O sociólogo da USP Renan William dos Santos explicou o motivo: "Nessa frente de batalha, dizer que Bolsonaro é genocida tem uma fração do efeito de acusá-lo de satanista, mesmo que isso não tenha nenhum fundamento".

Mérito para o deputado André Janones, que atua de maneira independente à campanha petista e sabe dialogar com pentecostais. Mas, em geral, está difícil mobilizar evangélicos para debater a eleição.

"As pessoas buscam na igreja um amparo espiritual, emocional e redes afetivas," explica a antropóloga Christina Vital da Cunha, da UERJ, "e como as campanhas, principalmente a de Bolsonaro, continuam promovendo o antagonismo, vige nesse ambiente um sentimento de cansaço".

Nas igrejas históricas, preferidas por fiéis de classe média e alta, o debate político saiu dos púlpitos, mas continua intenso pelo WhatsApp. "A campanha bolsonarista está escancarada nas falas diretas ou em grupos. Defensores de Lula são constrangidos quando se manifestam nesses ambientes privados," conta o historiador e teólogo batista André Reinke.

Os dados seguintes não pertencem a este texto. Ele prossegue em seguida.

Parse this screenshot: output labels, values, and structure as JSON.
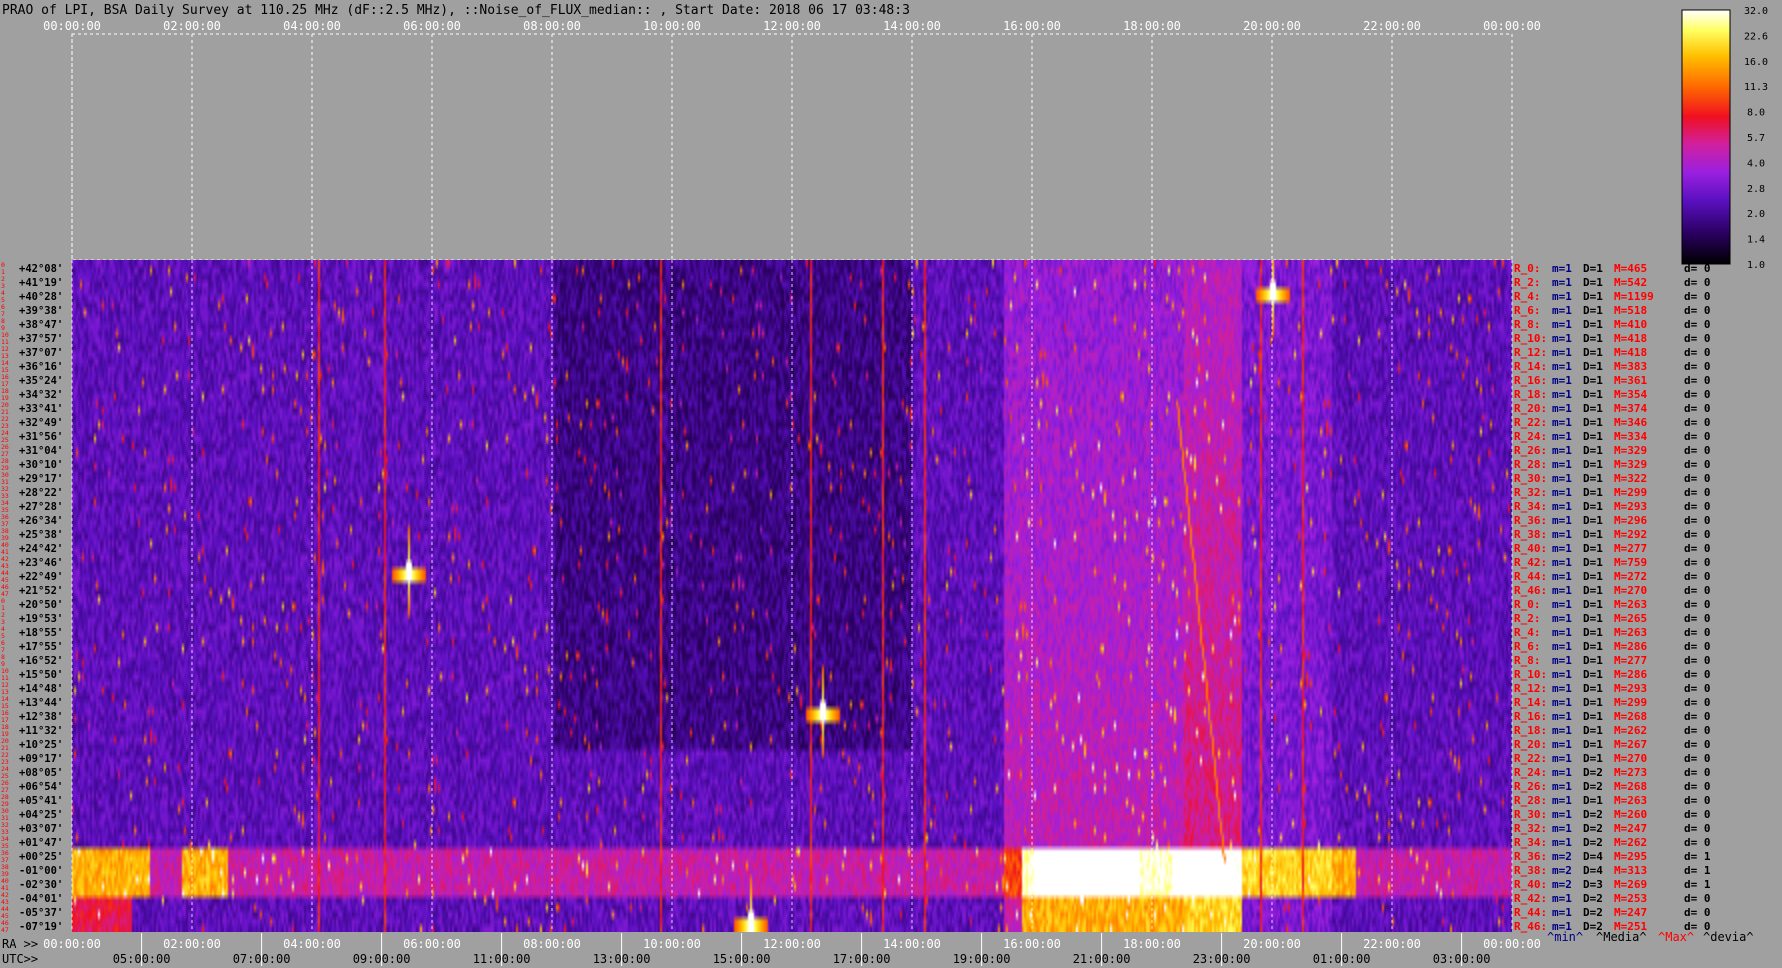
{
  "chart_data": {
    "type": "heatmap",
    "title": "PRAO of LPI, BSA Daily Survey at 110.25 MHz (dF::2.5 MHz), ::Noise_of_FLUX_median:: , Start Date: 2018 06 17 03:48:3",
    "x_top_ticks": [
      "00:00:00",
      "02:00:00",
      "04:00:00",
      "06:00:00",
      "08:00:00",
      "10:00:00",
      "12:00:00",
      "14:00:00",
      "16:00:00",
      "18:00:00",
      "20:00:00",
      "22:00:00",
      "00:00:00"
    ],
    "ra_label": "RA >>",
    "ra_ticks": [
      "00:00:00",
      "02:00:00",
      "04:00:00",
      "06:00:00",
      "08:00:00",
      "10:00:00",
      "12:00:00",
      "14:00:00",
      "16:00:00",
      "18:00:00",
      "20:00:00",
      "22:00:00",
      "00:00:00"
    ],
    "utc_label": "UTC>>",
    "utc_ticks": [
      "05:00:00",
      "07:00:00",
      "09:00:00",
      "11:00:00",
      "13:00:00",
      "15:00:00",
      "17:00:00",
      "19:00:00",
      "21:00:00",
      "23:00:00",
      "01:00:00",
      "03:00:00"
    ],
    "dec_ticks": [
      "+42°08'",
      "+41°19'",
      "+40°28'",
      "+39°38'",
      "+38°47'",
      "+37°57'",
      "+37°07'",
      "+36°16'",
      "+35°24'",
      "+34°32'",
      "+33°41'",
      "+32°49'",
      "+31°56'",
      "+31°04'",
      "+30°10'",
      "+29°17'",
      "+28°22'",
      "+27°28'",
      "+26°34'",
      "+25°38'",
      "+24°42'",
      "+23°46'",
      "+22°49'",
      "+21°52'",
      "+20°50'",
      "+19°53'",
      "+18°55'",
      "+17°55'",
      "+16°52'",
      "+15°50'",
      "+14°48'",
      "+13°44'",
      "+12°38'",
      "+11°32'",
      "+10°25'",
      "+09°17'",
      "+08°05'",
      "+06°54'",
      "+05°41'",
      "+04°25'",
      "+03°07'",
      "+01°47'",
      "+00°25'",
      "-01°00'",
      "-02°30'",
      "-04°01'",
      "-05°37'",
      "-07°19'"
    ],
    "row_index_labels": [
      "0",
      "1",
      "2",
      "3",
      "4",
      "5",
      "6",
      "7",
      "8",
      "9",
      "10",
      "11",
      "12",
      "13",
      "14",
      "15",
      "16",
      "17",
      "18",
      "19",
      "20",
      "21",
      "22",
      "23",
      "24",
      "25",
      "26",
      "27",
      "28",
      "29",
      "30",
      "31",
      "32",
      "33",
      "34",
      "35",
      "36",
      "37",
      "38",
      "39",
      "40",
      "41",
      "42",
      "43",
      "44",
      "45",
      "46",
      "47",
      "0",
      "1",
      "2",
      "3",
      "4",
      "5",
      "6",
      "7",
      "8",
      "9",
      "10",
      "11",
      "12",
      "13",
      "14",
      "15",
      "16",
      "17",
      "18",
      "19",
      "20",
      "21",
      "22",
      "23",
      "24",
      "25",
      "26",
      "27",
      "28",
      "29",
      "30",
      "31",
      "32",
      "33",
      "34",
      "35",
      "36",
      "37",
      "38",
      "39",
      "40",
      "41",
      "42",
      "43",
      "44",
      "45",
      "46",
      "47"
    ],
    "colorbar": {
      "ticks": [
        "32.0",
        "22.6",
        "16.0",
        "11.3",
        "8.0",
        "5.7",
        "4.0",
        "2.8",
        "2.0",
        "1.4",
        "1.0"
      ],
      "scale": "log"
    },
    "row_stats": [
      {
        "r": "R_0:",
        "m": "m=1",
        "D": "D=1",
        "M": "M=465",
        "d": "d= 0"
      },
      {
        "r": "R_2:",
        "m": "m=1",
        "D": "D=1",
        "M": "M=542",
        "d": "d= 0"
      },
      {
        "r": "R_4:",
        "m": "m=1",
        "D": "D=1",
        "M": "M=1199",
        "d": "d= 0"
      },
      {
        "r": "R_6:",
        "m": "m=1",
        "D": "D=1",
        "M": "M=518",
        "d": "d= 0"
      },
      {
        "r": "R_8:",
        "m": "m=1",
        "D": "D=1",
        "M": "M=410",
        "d": "d= 0"
      },
      {
        "r": "R_10:",
        "m": "m=1",
        "D": "D=1",
        "M": "M=418",
        "d": "d= 0"
      },
      {
        "r": "R_12:",
        "m": "m=1",
        "D": "D=1",
        "M": "M=418",
        "d": "d= 0"
      },
      {
        "r": "R_14:",
        "m": "m=1",
        "D": "D=1",
        "M": "M=383",
        "d": "d= 0"
      },
      {
        "r": "R_16:",
        "m": "m=1",
        "D": "D=1",
        "M": "M=361",
        "d": "d= 0"
      },
      {
        "r": "R_18:",
        "m": "m=1",
        "D": "D=1",
        "M": "M=354",
        "d": "d= 0"
      },
      {
        "r": "R_20:",
        "m": "m=1",
        "D": "D=1",
        "M": "M=374",
        "d": "d= 0"
      },
      {
        "r": "R_22:",
        "m": "m=1",
        "D": "D=1",
        "M": "M=346",
        "d": "d= 0"
      },
      {
        "r": "R_24:",
        "m": "m=1",
        "D": "D=1",
        "M": "M=334",
        "d": "d= 0"
      },
      {
        "r": "R_26:",
        "m": "m=1",
        "D": "D=1",
        "M": "M=329",
        "d": "d= 0"
      },
      {
        "r": "R_28:",
        "m": "m=1",
        "D": "D=1",
        "M": "M=329",
        "d": "d= 0"
      },
      {
        "r": "R_30:",
        "m": "m=1",
        "D": "D=1",
        "M": "M=322",
        "d": "d= 0"
      },
      {
        "r": "R_32:",
        "m": "m=1",
        "D": "D=1",
        "M": "M=299",
        "d": "d= 0"
      },
      {
        "r": "R_34:",
        "m": "m=1",
        "D": "D=1",
        "M": "M=293",
        "d": "d= 0"
      },
      {
        "r": "R_36:",
        "m": "m=1",
        "D": "D=1",
        "M": "M=296",
        "d": "d= 0"
      },
      {
        "r": "R_38:",
        "m": "m=1",
        "D": "D=1",
        "M": "M=292",
        "d": "d= 0"
      },
      {
        "r": "R_40:",
        "m": "m=1",
        "D": "D=1",
        "M": "M=277",
        "d": "d= 0"
      },
      {
        "r": "R_42:",
        "m": "m=1",
        "D": "D=1",
        "M": "M=759",
        "d": "d= 0"
      },
      {
        "r": "R_44:",
        "m": "m=1",
        "D": "D=1",
        "M": "M=272",
        "d": "d= 0"
      },
      {
        "r": "R_46:",
        "m": "m=1",
        "D": "D=1",
        "M": "M=270",
        "d": "d= 0"
      },
      {
        "r": "R_0:",
        "m": "m=1",
        "D": "D=1",
        "M": "M=263",
        "d": "d= 0"
      },
      {
        "r": "R_2:",
        "m": "m=1",
        "D": "D=1",
        "M": "M=265",
        "d": "d= 0"
      },
      {
        "r": "R_4:",
        "m": "m=1",
        "D": "D=1",
        "M": "M=263",
        "d": "d= 0"
      },
      {
        "r": "R_6:",
        "m": "m=1",
        "D": "D=1",
        "M": "M=286",
        "d": "d= 0"
      },
      {
        "r": "R_8:",
        "m": "m=1",
        "D": "D=1",
        "M": "M=277",
        "d": "d= 0"
      },
      {
        "r": "R_10:",
        "m": "m=1",
        "D": "D=1",
        "M": "M=286",
        "d": "d= 0"
      },
      {
        "r": "R_12:",
        "m": "m=1",
        "D": "D=1",
        "M": "M=293",
        "d": "d= 0"
      },
      {
        "r": "R_14:",
        "m": "m=1",
        "D": "D=1",
        "M": "M=299",
        "d": "d= 0"
      },
      {
        "r": "R_16:",
        "m": "m=1",
        "D": "D=1",
        "M": "M=268",
        "d": "d= 0"
      },
      {
        "r": "R_18:",
        "m": "m=1",
        "D": "D=1",
        "M": "M=262",
        "d": "d= 0"
      },
      {
        "r": "R_20:",
        "m": "m=1",
        "D": "D=1",
        "M": "M=267",
        "d": "d= 0"
      },
      {
        "r": "R_22:",
        "m": "m=1",
        "D": "D=1",
        "M": "M=270",
        "d": "d= 0"
      },
      {
        "r": "R_24:",
        "m": "m=1",
        "D": "D=2",
        "M": "M=273",
        "d": "d= 0"
      },
      {
        "r": "R_26:",
        "m": "m=1",
        "D": "D=2",
        "M": "M=268",
        "d": "d= 0"
      },
      {
        "r": "R_28:",
        "m": "m=1",
        "D": "D=1",
        "M": "M=263",
        "d": "d= 0"
      },
      {
        "r": "R_30:",
        "m": "m=1",
        "D": "D=2",
        "M": "M=260",
        "d": "d= 0"
      },
      {
        "r": "R_32:",
        "m": "m=1",
        "D": "D=2",
        "M": "M=247",
        "d": "d= 0"
      },
      {
        "r": "R_34:",
        "m": "m=1",
        "D": "D=2",
        "M": "M=262",
        "d": "d= 0"
      },
      {
        "r": "R_36:",
        "m": "m=2",
        "D": "D=4",
        "M": "M=295",
        "d": "d= 1"
      },
      {
        "r": "R_38:",
        "m": "m=2",
        "D": "D=4",
        "M": "M=313",
        "d": "d= 1"
      },
      {
        "r": "R_40:",
        "m": "m=2",
        "D": "D=3",
        "M": "M=269",
        "d": "d= 1"
      },
      {
        "r": "R_42:",
        "m": "m=1",
        "D": "D=2",
        "M": "M=253",
        "d": "d= 0"
      },
      {
        "r": "R_44:",
        "m": "m=1",
        "D": "D=2",
        "M": "M=247",
        "d": "d= 0"
      },
      {
        "r": "R_46:",
        "m": "m=1",
        "D": "D=2",
        "M": "M=251",
        "d": "d= 0"
      }
    ],
    "legend_footer": {
      "min": "^min^",
      "media": "^Media^",
      "max": "^Max^",
      "devia": "^devia^"
    },
    "sources": [
      {
        "ra_h": 5.6,
        "row": 22
      },
      {
        "ra_h": 20.0,
        "row": 2
      },
      {
        "ra_h": 12.5,
        "row": 32
      },
      {
        "ra_h": 11.3,
        "row": 47
      }
    ],
    "colors": {
      "background": "#a0a0a0",
      "bright": "#ffffff",
      "label_red": "#ff0000",
      "label_blue": "#000080",
      "tick_text": "#ffffff"
    }
  }
}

Por conta disso, Reinke percebe que um grupo novo de fiéis está se fortalecendo nas igrejas. "Eles criticam o argumento de que, para ser cristão, a pessoa deve votar nesse ou naquele candidato," diz.

Influenciadores evangélicos como o pastor Marcos Botelho, da igreja Presbiteriana, se posicionaram nessa linha. Em um vídeo recente, ele alertou: "Se você está sendo assediado na sua igreja, sofrendo bullying, sendo ridicularizado, dizendo que você não vai para o céu porque você não está alinhado com X ou Y, essa igreja deixou de ser uma luz, um sal, uma sinalização do reino de Deus e passou a ser um braço político… Isso é anátema. Isso é blasfêmia contra Deus, que falou que só ele pode ser o centro da adoração, o único que salva".

Mas front dessa guerra serão as igrejas das periferias. O grupo "outros pentecostais" aparece em expansão acelerada na projeção que a economista Fernanda de Negri, do Ipea, fez do crescimento de evangélicos no Brasil.

A antropóloga Jacqueline Teixeira, da UnB, explica que evangélicos têm grupos de WhatsApp separados para homens e mulheres e que as notícias associando Bolsonaro à maçonaria e a canibalismo não circulam com força nos grupos de mulheres. "O que mobiliza os grupos femininos continua a ser o tema da família. E o pânico em relação à violência contra as crianças tem muita força nesses grupos."

Um vídeo recente sobrepõe uma fala do ex-presidente Lula sobre o aborto à imagem por ultrassom de um feto sendo abortado. Em outro, a ex-ministra Damares Alves associa votar na esquerda a ser conivente com o tráfico de seres humanos e o estupro de bebês.

A maior rejeição a Bolsonaro está entre mulheres evangélicas. Não é por acaso que o jogo está bruto nesse território.